Statistical Genetics
Simon Tavaré
The Wellcome Trust Case Control Consortium (WTCCC): a case study for case control design. Genetic epidemiology. Association studies. Transmission Disequilibrium Test (TDT). Coalescent theory. Linkage disequilibrium. Population structure. Generalized linear models. Statistical testing: false positive rate, false discovery rate, statistical power.
Systems Biology
Johan Paulsson
Detecting regulatory networks. Inverse engineering. Scale-free networks. Modelling frameworks: Boolean logic, deterministic rate equations and stochastic processes - analytically and computationally. Kinetic design principles, e.g. feedback loops, metabolic phase transitions, multi-stability, and order versus disorder. Systematic kinetic approaches, e.g. metabolic control analysis and biochemical systems theory. Biological mode systems , e.g. the lac operon, phages, plasmids and chemotaxis. Single cell and single molecule experiments. Synthetic Biology.
Network Biology
Florian Markowetz and Lorenz Wernisch
Introduction to Network Biology: Biological Networks. Topological properties. Network models from dynamic data; Mathematical models: relevance networks, graphical Gaussian models, Bayesian networks. Modelling gene regulatory networks. Metabolic networks. Further statistical tools: factor-analysis, independent component analysis, model selection criteria. Models of altered pathways in human cancer. Genotype-disease network models.

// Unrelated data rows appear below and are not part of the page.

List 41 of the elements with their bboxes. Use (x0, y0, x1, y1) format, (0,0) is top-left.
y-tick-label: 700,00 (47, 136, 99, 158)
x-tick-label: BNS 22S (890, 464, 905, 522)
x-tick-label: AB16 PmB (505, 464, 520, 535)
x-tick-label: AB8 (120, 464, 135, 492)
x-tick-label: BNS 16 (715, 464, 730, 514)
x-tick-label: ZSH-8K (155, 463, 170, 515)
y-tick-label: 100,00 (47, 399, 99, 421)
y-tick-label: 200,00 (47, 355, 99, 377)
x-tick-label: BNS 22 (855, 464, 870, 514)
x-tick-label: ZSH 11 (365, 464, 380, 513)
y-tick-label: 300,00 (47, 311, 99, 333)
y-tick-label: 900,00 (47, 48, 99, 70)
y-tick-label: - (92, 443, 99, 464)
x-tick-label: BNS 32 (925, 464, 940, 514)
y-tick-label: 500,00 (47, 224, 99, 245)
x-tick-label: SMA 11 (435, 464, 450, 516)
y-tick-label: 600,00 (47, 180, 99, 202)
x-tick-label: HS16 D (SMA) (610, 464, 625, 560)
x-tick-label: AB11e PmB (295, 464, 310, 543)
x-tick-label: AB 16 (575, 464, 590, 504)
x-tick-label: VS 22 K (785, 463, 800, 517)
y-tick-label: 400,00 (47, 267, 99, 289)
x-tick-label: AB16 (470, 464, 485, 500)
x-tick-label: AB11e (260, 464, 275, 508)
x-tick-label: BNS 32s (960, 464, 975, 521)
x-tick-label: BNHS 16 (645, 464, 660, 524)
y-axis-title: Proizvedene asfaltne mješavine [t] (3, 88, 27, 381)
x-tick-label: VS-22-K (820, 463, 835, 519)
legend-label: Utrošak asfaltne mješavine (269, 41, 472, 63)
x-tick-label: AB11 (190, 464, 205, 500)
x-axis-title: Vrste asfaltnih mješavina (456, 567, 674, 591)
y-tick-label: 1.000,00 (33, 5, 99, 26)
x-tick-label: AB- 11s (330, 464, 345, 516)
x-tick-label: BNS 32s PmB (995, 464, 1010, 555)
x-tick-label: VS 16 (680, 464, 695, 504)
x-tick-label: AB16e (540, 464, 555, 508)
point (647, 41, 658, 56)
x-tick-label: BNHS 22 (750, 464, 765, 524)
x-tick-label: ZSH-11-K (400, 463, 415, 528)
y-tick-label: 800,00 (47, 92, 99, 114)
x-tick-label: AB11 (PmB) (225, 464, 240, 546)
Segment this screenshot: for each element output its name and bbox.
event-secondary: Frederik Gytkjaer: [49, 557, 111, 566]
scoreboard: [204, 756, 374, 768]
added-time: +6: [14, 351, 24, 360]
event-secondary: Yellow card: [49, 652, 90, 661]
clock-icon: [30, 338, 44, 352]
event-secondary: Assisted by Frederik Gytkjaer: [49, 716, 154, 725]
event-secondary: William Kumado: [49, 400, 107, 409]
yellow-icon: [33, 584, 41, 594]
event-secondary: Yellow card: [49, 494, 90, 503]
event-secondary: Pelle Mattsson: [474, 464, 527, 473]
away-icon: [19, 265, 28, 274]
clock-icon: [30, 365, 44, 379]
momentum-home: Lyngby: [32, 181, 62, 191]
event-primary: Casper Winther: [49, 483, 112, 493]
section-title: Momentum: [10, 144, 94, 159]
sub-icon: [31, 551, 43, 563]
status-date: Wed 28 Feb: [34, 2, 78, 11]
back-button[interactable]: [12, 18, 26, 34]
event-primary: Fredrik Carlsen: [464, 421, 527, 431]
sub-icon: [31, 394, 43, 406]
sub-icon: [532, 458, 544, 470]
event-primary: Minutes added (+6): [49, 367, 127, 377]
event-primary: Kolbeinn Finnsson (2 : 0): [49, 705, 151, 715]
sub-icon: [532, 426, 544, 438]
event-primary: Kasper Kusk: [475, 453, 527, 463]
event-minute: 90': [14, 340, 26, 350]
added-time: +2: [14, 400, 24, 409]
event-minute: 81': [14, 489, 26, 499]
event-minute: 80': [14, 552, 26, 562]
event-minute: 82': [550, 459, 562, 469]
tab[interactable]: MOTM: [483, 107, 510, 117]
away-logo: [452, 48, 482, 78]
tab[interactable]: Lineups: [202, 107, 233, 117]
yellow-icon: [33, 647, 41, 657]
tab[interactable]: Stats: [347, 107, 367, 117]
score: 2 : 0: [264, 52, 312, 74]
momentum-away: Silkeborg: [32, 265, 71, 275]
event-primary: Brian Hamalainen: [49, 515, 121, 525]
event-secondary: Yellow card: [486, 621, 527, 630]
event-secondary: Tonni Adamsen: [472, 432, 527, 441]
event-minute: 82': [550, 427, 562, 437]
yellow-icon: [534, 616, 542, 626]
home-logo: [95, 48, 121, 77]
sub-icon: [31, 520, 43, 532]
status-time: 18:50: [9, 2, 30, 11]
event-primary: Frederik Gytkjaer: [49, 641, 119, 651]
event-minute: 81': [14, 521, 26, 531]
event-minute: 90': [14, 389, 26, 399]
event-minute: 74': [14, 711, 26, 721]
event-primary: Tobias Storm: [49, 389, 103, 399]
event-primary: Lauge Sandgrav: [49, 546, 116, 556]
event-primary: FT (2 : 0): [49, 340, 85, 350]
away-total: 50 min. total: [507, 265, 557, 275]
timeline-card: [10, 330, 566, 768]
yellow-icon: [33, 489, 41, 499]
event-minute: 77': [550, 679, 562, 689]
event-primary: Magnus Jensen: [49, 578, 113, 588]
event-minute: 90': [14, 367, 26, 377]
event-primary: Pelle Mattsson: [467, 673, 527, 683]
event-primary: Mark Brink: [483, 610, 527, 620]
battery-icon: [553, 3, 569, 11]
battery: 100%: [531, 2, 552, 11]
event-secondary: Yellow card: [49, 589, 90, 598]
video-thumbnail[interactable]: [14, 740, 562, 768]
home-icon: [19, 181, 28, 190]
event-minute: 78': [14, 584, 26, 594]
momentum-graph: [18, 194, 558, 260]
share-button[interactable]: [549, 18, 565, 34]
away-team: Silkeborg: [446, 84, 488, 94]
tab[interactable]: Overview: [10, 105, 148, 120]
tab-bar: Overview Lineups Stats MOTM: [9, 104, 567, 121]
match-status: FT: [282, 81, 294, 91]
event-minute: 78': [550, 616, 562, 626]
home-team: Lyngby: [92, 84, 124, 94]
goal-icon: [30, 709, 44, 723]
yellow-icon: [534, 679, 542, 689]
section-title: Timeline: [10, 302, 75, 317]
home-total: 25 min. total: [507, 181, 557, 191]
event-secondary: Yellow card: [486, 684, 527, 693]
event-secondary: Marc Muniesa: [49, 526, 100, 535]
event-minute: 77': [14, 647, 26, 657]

Network analysis of gene perturbation screens: Perturbations and phenotypes, Exploratory analysis: enriched gene sets and sub-networks, Probabilistic graphical models and Bayesian networks, (Non-) linear Multiple-Input Multiple-Output models, Nested Effects Models, Genetic interaction networks. Synthetic and Executable Biology (option)
Gos Micklem et al
This module aims to introduce students to the de novo design of biological systems using the techniques of Synthetic Biology. Synthetic Biology is introduced both in the context of designing exemplar biological systems to test our understanding of natural systems, and in that of systems design and fabrication to produce novel devices of commercial or medical utility. The design and simulation of biological modules using computational techniques is then introduced. The module ends with a one week project in which students design systems, and test their feasibility by computer simulation. Demonstrations of the models and a poster session are used for assessment.